Silencio cómplice o miedo para-funcionarial, conciencia desencantada o impotencia crí­tica. Lo que tengo claro es que de nada sirve seguir callados, aceptando la demolición de la cultura o incluso poner de cara de póquer ante la previsible privatización de la educación en todos los niveles.

No pretendo hacer una proclama anarquista pero habrí­a sido más lógico que cerraran definitivamente todos esos museos y centros que con tanta ansiedad descerebrada inauguraron en vez de mantener la puerta abierta para que el público asista a un entierro alegórico.

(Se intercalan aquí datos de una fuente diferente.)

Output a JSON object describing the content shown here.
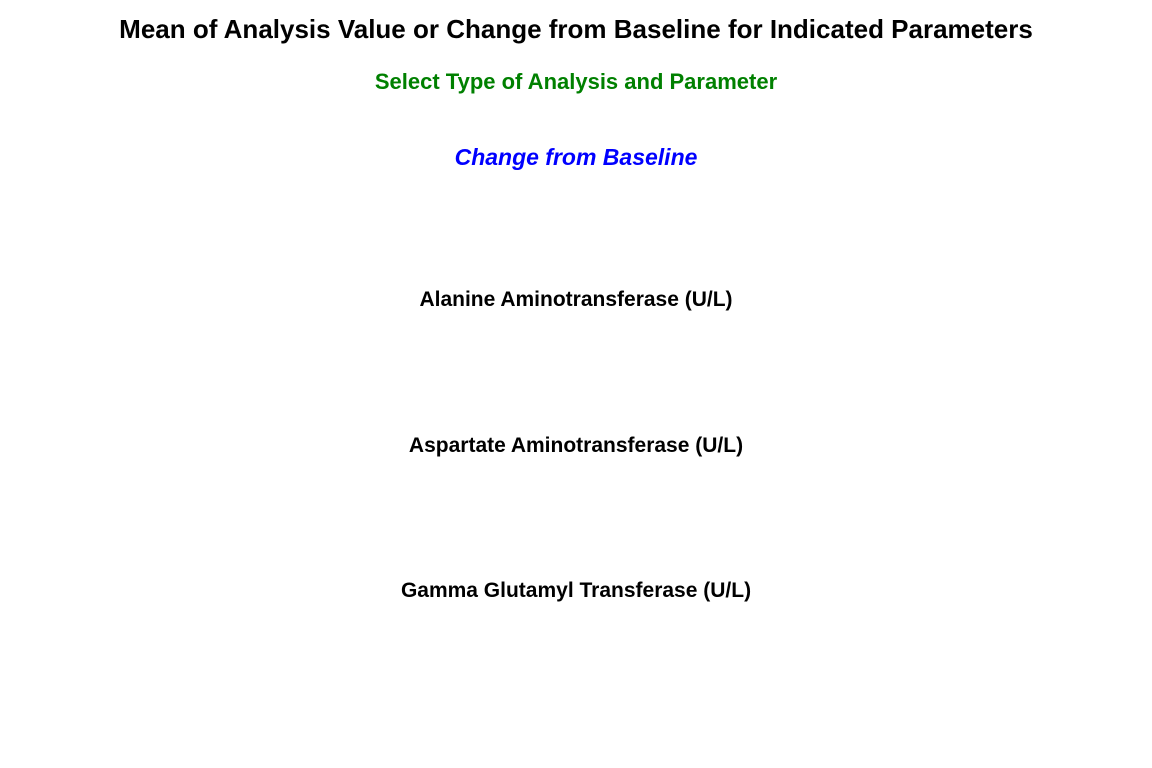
{
  "header": {
    "title": "Mean of Analysis Value or Change from Baseline for Indicated Parameters",
    "subtitle": "Select Type of Analysis and Parameter"
  },
  "analysis": {
    "selected_type": "Change from Baseline"
  },
  "parameters": [
    {
      "label": "Alanine Aminotransferase (U/L)"
    },
    {
      "label": "Aspartate Aminotransferase (U/L)"
    },
    {
      "label": "Gamma Glutamyl Transferase (U/L)"
    }
  ],
  "colors": {
    "title": "#000000",
    "subtitle": "#008000",
    "analysis_link": "#0000ff",
    "parameter_link": "#000000",
    "background": "#ffffff"
  }
}
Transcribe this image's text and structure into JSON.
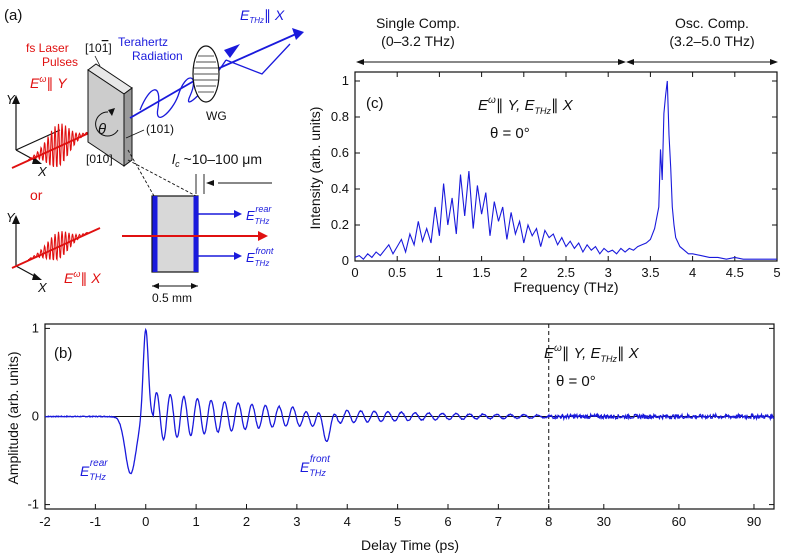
{
  "panel_labels": {
    "a": "(a)",
    "b": "(b)",
    "c": "(c)"
  },
  "colors": {
    "trace": "#1a1adc",
    "laser": "#e01010",
    "axis": "#111111",
    "crystal": "#c8c8c8"
  },
  "diagram": {
    "laser_label_line1": "fs Laser",
    "laser_label_line2": "Pulses",
    "laser_pol_top": "E",
    "laser_pol_top_sup": "ω",
    "laser_pol_top_rel": "∥ Y",
    "or_label": "or",
    "laser_pol_bottom": "E",
    "laser_pol_bottom_sup": "ω",
    "laser_pol_bottom_rel": "∥ X",
    "axis_y": "Y",
    "axis_x": "X",
    "miller_top": "[10",
    "miller_top_bar": "1",
    "miller_top_end": "]",
    "miller_101": "(101)",
    "miller_010": "[010]",
    "theta": "θ",
    "thz_radiation_line1": "Terahertz",
    "thz_radiation_line2": "Radiation",
    "wg_label": "WG",
    "thz_pol_E": "E",
    "thz_pol_sub": "THz",
    "thz_pol_rel": "∥ X",
    "lc_label": "l",
    "lc_sub": "c",
    "lc_value": " ~10–100 μm",
    "rear_label": "E",
    "rear_sub": "THz",
    "rear_sup": "rear",
    "front_label": "E",
    "front_sub": "THz",
    "front_sup": "front",
    "thickness_label": "0.5 mm"
  },
  "panel_c": {
    "region_single_line1": "Single Comp.",
    "region_single_line2": "(0–3.2 THz)",
    "region_osc_line1": "Osc. Comp.",
    "region_osc_line2": "(3.2–5.0 THz)",
    "annot_line1": "E",
    "annot_line1_sup": "ω",
    "annot_line1_rest": "∥ Y, E",
    "annot_line1_sub": "THz",
    "annot_line1_end": "∥ X",
    "annot_line2": "θ = 0°"
  },
  "panel_b": {
    "annot_line1": "E",
    "annot_line1_sup": "ω",
    "annot_line1_rest": "∥ Y, E",
    "annot_line1_sub": "THz",
    "annot_line1_end": "∥ X",
    "annot_line2": "θ = 0°",
    "rear_label": "E",
    "rear_sub": "THz",
    "rear_sup": "rear",
    "front_label": "E",
    "front_sub": "THz",
    "front_sup": "front"
  },
  "chart_data": [
    {
      "type": "line",
      "panel": "c",
      "xlabel": "Frequency (THz)",
      "ylabel": "Intensity (arb. units)",
      "xlim": [
        0,
        5
      ],
      "ylim": [
        0,
        1.05
      ],
      "xticks": [
        "0",
        "0.5",
        "1",
        "1.5",
        "2",
        "2.5",
        "3",
        "3.5",
        "4",
        "4.5",
        "5"
      ],
      "xtick_values": [
        0,
        0.5,
        1,
        1.5,
        2,
        2.5,
        3,
        3.5,
        4,
        4.5,
        5
      ],
      "yticks": [
        "0",
        "0.2",
        "0.4",
        "0.6",
        "0.8",
        "1"
      ],
      "ytick_values": [
        0,
        0.2,
        0.4,
        0.6,
        0.8,
        1
      ],
      "x": [
        0,
        0.05,
        0.1,
        0.15,
        0.2,
        0.25,
        0.3,
        0.35,
        0.4,
        0.45,
        0.5,
        0.55,
        0.6,
        0.65,
        0.7,
        0.75,
        0.8,
        0.85,
        0.9,
        0.95,
        1.0,
        1.05,
        1.1,
        1.15,
        1.2,
        1.25,
        1.3,
        1.35,
        1.4,
        1.45,
        1.5,
        1.55,
        1.6,
        1.65,
        1.7,
        1.75,
        1.8,
        1.85,
        1.9,
        1.95,
        2.0,
        2.05,
        2.1,
        2.15,
        2.2,
        2.25,
        2.3,
        2.35,
        2.4,
        2.45,
        2.5,
        2.55,
        2.6,
        2.65,
        2.7,
        2.75,
        2.8,
        2.85,
        2.9,
        2.95,
        3.0,
        3.05,
        3.1,
        3.15,
        3.2,
        3.25,
        3.3,
        3.35,
        3.4,
        3.45,
        3.5,
        3.55,
        3.6,
        3.62,
        3.64,
        3.66,
        3.68,
        3.7,
        3.72,
        3.74,
        3.76,
        3.78,
        3.8,
        3.85,
        3.9,
        3.95,
        4.0,
        4.1,
        4.2,
        4.3,
        4.4,
        4.5,
        4.6,
        4.7,
        4.8,
        4.9,
        5.0
      ],
      "y": [
        0.02,
        0.03,
        0.01,
        0.04,
        0.02,
        0.05,
        0.03,
        0.06,
        0.09,
        0.04,
        0.08,
        0.12,
        0.05,
        0.15,
        0.09,
        0.22,
        0.11,
        0.18,
        0.1,
        0.3,
        0.14,
        0.43,
        0.2,
        0.35,
        0.15,
        0.48,
        0.25,
        0.5,
        0.18,
        0.42,
        0.26,
        0.38,
        0.14,
        0.33,
        0.22,
        0.3,
        0.12,
        0.27,
        0.15,
        0.22,
        0.1,
        0.2,
        0.14,
        0.18,
        0.08,
        0.17,
        0.13,
        0.15,
        0.09,
        0.13,
        0.08,
        0.11,
        0.07,
        0.1,
        0.05,
        0.09,
        0.06,
        0.08,
        0.04,
        0.07,
        0.05,
        0.06,
        0.04,
        0.07,
        0.05,
        0.07,
        0.06,
        0.08,
        0.09,
        0.1,
        0.12,
        0.18,
        0.3,
        0.62,
        0.45,
        0.82,
        0.92,
        1.0,
        0.7,
        0.52,
        0.3,
        0.2,
        0.13,
        0.08,
        0.06,
        0.04,
        0.04,
        0.03,
        0.02,
        0.02,
        0.01,
        0.02,
        0.01,
        0.01,
        0.01,
        0.01,
        0.01
      ]
    },
    {
      "type": "line",
      "panel": "b",
      "xlabel": "Delay Time (ps)",
      "ylabel": "Amplitude (arb. units)",
      "ylim": [
        -1.05,
        1.05
      ],
      "xticks": [
        "-2",
        "-1",
        "0",
        "1",
        "2",
        "3",
        "4",
        "5",
        "6",
        "7",
        "8",
        "30",
        "60",
        "90"
      ],
      "xtick_values": [
        -2,
        -1,
        0,
        1,
        2,
        3,
        4,
        5,
        6,
        7,
        8,
        30,
        60,
        90
      ],
      "yticks": [
        "-1",
        "0",
        "1"
      ],
      "ytick_values": [
        -1,
        0,
        1
      ],
      "x_break": 8,
      "x_break_upper": 98,
      "series_early": {
        "oscillation_start_ps": 0.15,
        "period_ps": 0.27,
        "decay_ps": 2.8
      },
      "features": [
        {
          "t": -0.3,
          "v": -0.65
        },
        {
          "t": 0.0,
          "v": 1.0
        },
        {
          "t": 3.1,
          "v": 0.25
        },
        {
          "t": 3.5,
          "v": -0.3
        },
        {
          "t": 4.0,
          "v": 0.2
        }
      ]
    }
  ]
}
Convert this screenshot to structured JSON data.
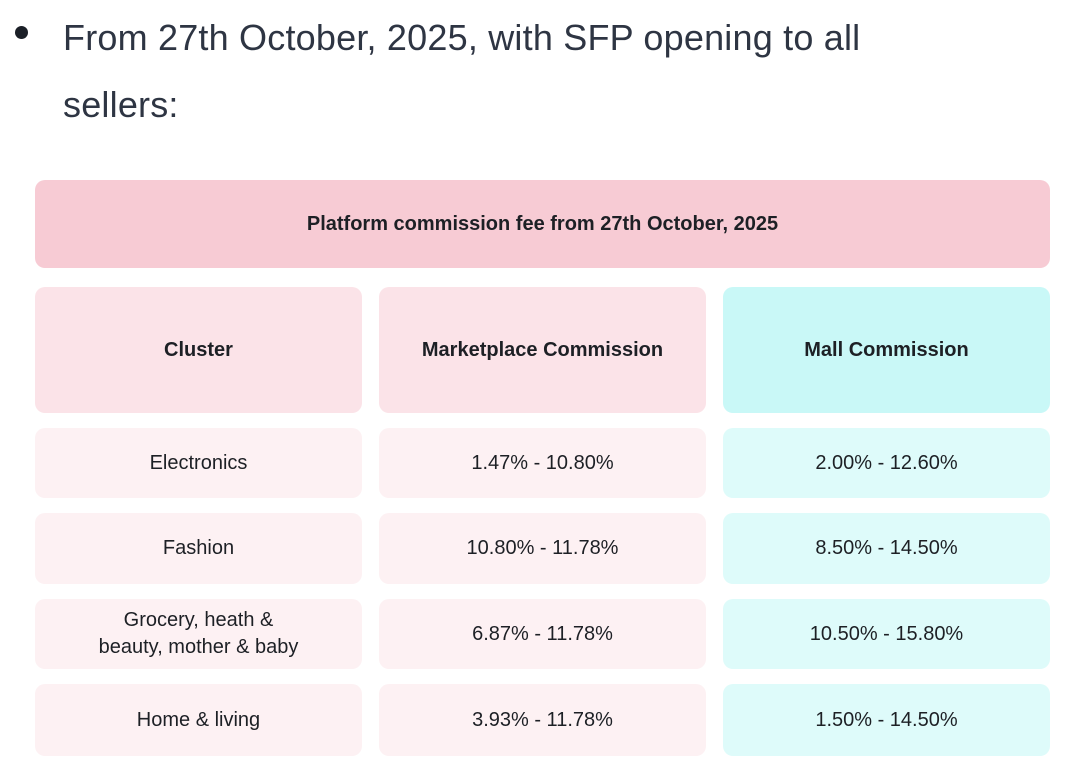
{
  "theme": {
    "page-bg": "#ffffff",
    "bullet-color": "#1b1f27",
    "intro-text": "#2e3543",
    "banner-bg": "#f7cbd4",
    "header-pink-bg": "#fbe3e8",
    "header-cyan-bg": "#c9f8f7",
    "row-pink-bg": "#fdf1f3",
    "row-cyan-bg": "#defbfa",
    "table-text": "#1d2025"
  },
  "intro": {
    "bullet_text": "From 27th October, 2025, with SFP opening to all\nsellers:"
  },
  "table": {
    "title": "Platform commission fee from 27th October, 2025",
    "columns": {
      "0": {
        "label": "Cluster"
      },
      "1": {
        "label": "Marketplace Commission"
      },
      "2": {
        "label": "Mall Commission"
      }
    },
    "rows": {
      "0": {
        "cluster": "Electronics",
        "marketplace": "1.47% - 10.80%",
        "mall": "2.00% - 12.60%"
      },
      "1": {
        "cluster": "Fashion",
        "marketplace": "10.80% - 11.78%",
        "mall": "8.50% - 14.50%"
      },
      "2": {
        "cluster": "Grocery, heath &\nbeauty, mother & baby",
        "marketplace": "6.87% - 11.78%",
        "mall": "10.50% - 15.80%"
      },
      "3": {
        "cluster": "Home & living",
        "marketplace": "3.93% - 11.78%",
        "mall": "1.50% - 14.50%"
      }
    }
  }
}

Hay signos de rigor mortis cultural. La partitocracia corrupta exige que nos apretemos el cinturón y que aceptemos la pérdida de derechos laborales históricos. Tendremos que jubilarnos mucho más tarde y, tampoco necesito jugar el papel de agorero, puede ser saludable que nadie cobre pensión ni paro, no sea que los bancos pierdan los beneficios que reclaman como fieles guardianes del (des)orden global.

La canallada del turbo-capitalismo nos ha afectado a todos, como una locura (a la griega) que llegó sin que nadie la esperara. Tení­amos bastante con el totemismo del ladrillo y el cuento de la lechera de las hipotecas podridas. La cultura no era otra cosa que un barniz espeso o una crema pastelera, un sitio en el que dar abrazos, sonreí­r estúpidamente y dar un discurso inaugural de lo más plúmbeo.

Ahora hay que tomar «medidas ejemplares» aunque eso suponga entrar en el estado catatónico. Lo peor de todo, insisto, es que en este proceso de acoso y derribo los damnificados, que somos todos, nos jodemos y nos callamos.

* * *

Post scriptum

Noticia de última hora:

«El consejo de ministros, antes de empapuzarse con mazapán, ha aprobado la concesión de dos millones de euros más para la cúpula de Barceló. Los famosos brotes verdes son para los amiguetes. La ley del embudo o ¿Crisis what crisis?»